Structure of Cuttlebone: The Chambered Wall–Septa Design.

As illustrated schematically in Fig. 1A, the cuttlebone is located toward the dorsal side of the cuttlefish body. In this study, the species Sepia officinalis was used as a model system, which can survive 200 m under water, corresponding to an external water pressure of ∼20 atm (16). The dorsal side of the rigid cuttlebone is covered with a thick and tough layer (∼0.5 mm) known as the dorsal shield (5), under which a porous chambered structure is placed ventrally (Fig. 1 B and C and SI Appendix, Fig. S1). The posterior end of the chambers forms the siphuncular zone, through which the fluid can flow in and out for buoyancy control (Fig. 1 A and B) (13). In the transverse view along the normaldirection "N" (defined as the direction pointing from the ventral to the dorsal side, Fig. 1A), individual chambers can be seen clearly and their heights gradually decrease from the center toward the ventral side (Fig. 1C). Note that new chambers are added at the ventral side (15); therefore, the growth direction (“G”) is opposite to the normal direction (“N”) of cuttlebone.

Fig. 1.

The chambered wall–septa structure of cuttlebone. (A) A cuttlefish with the cuttlebone highlighted in yellow. “N” direction points from the ventral to the dorsal side. “G” denotes the growth direction. Siphuncular zone is the striated area on the posterior-ventral part of the shell. (B) Dorsal and ventral views of the cuttlebone. (C) A transverse view of the cuttlebone (Top) and corresponding chamber height map (Bottom). (D) A scanning electron microscopy (SEM) image of the chambers with walls and septa indicated by white arrows. The top and bottom of the walls are highlighted by green and red dashed lines, respectively. (E) A 3D µ-CT reconstructed wall–septa structure. The walls have wavier top profiles (green) compared to the bottom profiles (red). (F) Representative reconstructed individual walls. The red arrows indicate the triple joints.

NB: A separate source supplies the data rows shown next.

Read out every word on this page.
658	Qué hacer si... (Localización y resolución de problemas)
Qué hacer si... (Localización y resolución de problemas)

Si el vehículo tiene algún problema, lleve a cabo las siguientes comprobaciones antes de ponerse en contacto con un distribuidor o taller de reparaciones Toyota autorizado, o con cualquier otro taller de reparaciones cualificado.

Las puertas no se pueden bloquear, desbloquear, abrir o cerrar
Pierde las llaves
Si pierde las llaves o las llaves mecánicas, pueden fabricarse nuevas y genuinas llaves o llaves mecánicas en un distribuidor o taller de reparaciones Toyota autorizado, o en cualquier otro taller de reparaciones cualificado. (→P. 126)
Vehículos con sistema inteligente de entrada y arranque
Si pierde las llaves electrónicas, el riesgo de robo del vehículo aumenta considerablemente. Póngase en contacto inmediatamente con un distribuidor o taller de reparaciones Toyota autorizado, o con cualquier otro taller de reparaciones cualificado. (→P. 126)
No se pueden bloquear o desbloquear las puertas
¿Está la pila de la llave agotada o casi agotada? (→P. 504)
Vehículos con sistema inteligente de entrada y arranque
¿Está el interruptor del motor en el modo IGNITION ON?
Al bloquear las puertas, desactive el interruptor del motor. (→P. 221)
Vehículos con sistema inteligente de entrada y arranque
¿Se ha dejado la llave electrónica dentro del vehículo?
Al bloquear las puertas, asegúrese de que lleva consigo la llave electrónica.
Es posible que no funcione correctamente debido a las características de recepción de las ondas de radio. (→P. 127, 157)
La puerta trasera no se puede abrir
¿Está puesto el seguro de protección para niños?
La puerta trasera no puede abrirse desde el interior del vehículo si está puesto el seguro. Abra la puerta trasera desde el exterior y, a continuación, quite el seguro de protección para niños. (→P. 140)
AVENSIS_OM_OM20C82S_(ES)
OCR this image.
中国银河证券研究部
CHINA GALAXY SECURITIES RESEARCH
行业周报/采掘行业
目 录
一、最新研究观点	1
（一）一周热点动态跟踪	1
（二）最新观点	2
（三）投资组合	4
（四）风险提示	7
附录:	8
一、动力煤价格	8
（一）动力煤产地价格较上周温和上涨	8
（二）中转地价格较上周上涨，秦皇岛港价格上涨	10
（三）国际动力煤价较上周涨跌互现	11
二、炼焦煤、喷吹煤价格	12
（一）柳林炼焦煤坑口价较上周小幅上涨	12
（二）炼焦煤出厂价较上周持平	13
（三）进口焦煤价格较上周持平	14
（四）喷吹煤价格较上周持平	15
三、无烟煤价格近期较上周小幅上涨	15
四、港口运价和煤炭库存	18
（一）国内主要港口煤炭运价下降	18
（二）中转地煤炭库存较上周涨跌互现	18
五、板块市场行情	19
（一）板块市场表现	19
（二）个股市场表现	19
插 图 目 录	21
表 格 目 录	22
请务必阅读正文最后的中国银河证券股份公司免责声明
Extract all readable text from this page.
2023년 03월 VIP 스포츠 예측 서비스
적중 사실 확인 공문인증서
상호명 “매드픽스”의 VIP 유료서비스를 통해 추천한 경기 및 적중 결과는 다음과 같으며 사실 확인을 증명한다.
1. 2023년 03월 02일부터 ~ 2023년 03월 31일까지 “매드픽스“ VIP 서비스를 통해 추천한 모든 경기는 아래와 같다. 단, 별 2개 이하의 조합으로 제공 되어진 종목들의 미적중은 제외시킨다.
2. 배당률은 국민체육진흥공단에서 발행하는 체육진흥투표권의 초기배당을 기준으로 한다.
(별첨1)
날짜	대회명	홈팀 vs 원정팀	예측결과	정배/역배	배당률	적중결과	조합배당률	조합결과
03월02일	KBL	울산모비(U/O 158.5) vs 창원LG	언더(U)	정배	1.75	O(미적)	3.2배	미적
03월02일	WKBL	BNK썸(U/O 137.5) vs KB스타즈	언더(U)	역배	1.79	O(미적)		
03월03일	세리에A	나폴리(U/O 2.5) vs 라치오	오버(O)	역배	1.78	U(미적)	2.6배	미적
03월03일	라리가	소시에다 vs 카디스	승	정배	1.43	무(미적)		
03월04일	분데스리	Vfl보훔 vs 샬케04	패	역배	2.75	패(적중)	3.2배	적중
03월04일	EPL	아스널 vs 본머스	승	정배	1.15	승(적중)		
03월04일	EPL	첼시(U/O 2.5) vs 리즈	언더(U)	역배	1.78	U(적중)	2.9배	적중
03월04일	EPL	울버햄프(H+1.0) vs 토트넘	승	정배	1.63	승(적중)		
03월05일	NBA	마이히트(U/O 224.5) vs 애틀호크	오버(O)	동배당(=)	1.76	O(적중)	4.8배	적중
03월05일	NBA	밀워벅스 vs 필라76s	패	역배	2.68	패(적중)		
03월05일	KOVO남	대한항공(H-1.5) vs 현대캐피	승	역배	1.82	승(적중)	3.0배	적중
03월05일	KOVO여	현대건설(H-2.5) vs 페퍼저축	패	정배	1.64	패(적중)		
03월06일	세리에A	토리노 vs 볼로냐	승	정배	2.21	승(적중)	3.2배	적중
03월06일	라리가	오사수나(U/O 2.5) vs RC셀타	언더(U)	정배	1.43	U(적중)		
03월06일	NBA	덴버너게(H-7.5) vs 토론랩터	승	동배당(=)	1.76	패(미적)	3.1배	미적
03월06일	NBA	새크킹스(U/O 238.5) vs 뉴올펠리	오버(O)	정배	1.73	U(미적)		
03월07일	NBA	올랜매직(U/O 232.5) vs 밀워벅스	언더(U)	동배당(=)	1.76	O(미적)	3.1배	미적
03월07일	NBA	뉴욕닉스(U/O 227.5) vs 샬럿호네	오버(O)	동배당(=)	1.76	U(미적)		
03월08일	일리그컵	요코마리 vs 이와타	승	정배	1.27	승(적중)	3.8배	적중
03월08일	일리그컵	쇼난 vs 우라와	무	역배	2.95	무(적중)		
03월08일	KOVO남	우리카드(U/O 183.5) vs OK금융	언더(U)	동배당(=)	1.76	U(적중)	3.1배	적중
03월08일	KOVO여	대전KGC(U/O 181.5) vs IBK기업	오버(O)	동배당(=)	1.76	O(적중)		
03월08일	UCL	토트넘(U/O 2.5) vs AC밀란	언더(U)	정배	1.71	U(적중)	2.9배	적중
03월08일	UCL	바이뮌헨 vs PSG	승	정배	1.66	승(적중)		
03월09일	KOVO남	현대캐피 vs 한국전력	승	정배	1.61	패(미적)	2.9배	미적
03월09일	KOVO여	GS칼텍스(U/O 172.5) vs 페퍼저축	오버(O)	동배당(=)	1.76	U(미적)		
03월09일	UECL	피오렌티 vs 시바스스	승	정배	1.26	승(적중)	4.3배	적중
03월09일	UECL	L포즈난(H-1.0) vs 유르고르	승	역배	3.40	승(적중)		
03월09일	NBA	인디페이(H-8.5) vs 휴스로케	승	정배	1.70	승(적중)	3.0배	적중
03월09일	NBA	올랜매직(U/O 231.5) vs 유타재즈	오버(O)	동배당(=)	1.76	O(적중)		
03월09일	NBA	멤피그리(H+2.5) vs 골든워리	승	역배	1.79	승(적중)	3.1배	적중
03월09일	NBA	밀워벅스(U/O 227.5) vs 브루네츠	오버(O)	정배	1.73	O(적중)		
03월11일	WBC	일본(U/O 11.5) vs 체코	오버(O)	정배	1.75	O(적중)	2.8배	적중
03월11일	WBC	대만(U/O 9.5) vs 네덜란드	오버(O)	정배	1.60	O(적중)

The contour represents the corresponding mean curvature distribution. (G) Normalized wall length $L/L_0$ plotted against normalized height $h/h_0$ of 11 walls. Eq. 1 is plotted as the solid black line. The labyrinthine pattern of walls near the (H) bottom and (I) top of the chamber. The white boxes in I indicate triple junctions. (J) Overlay of H and I, where the white boxes indicate the splitting locations of the walls. (K) Overlay of the wall bottoms from two adjacent chambers. (L) Side-view and (M) top-view SEM images showing the microstructure of septum. The lower portion of the septum possesses a rotating plywood structure (green), while the crystallites of the upper portion (red) are aligned vertically with the wall.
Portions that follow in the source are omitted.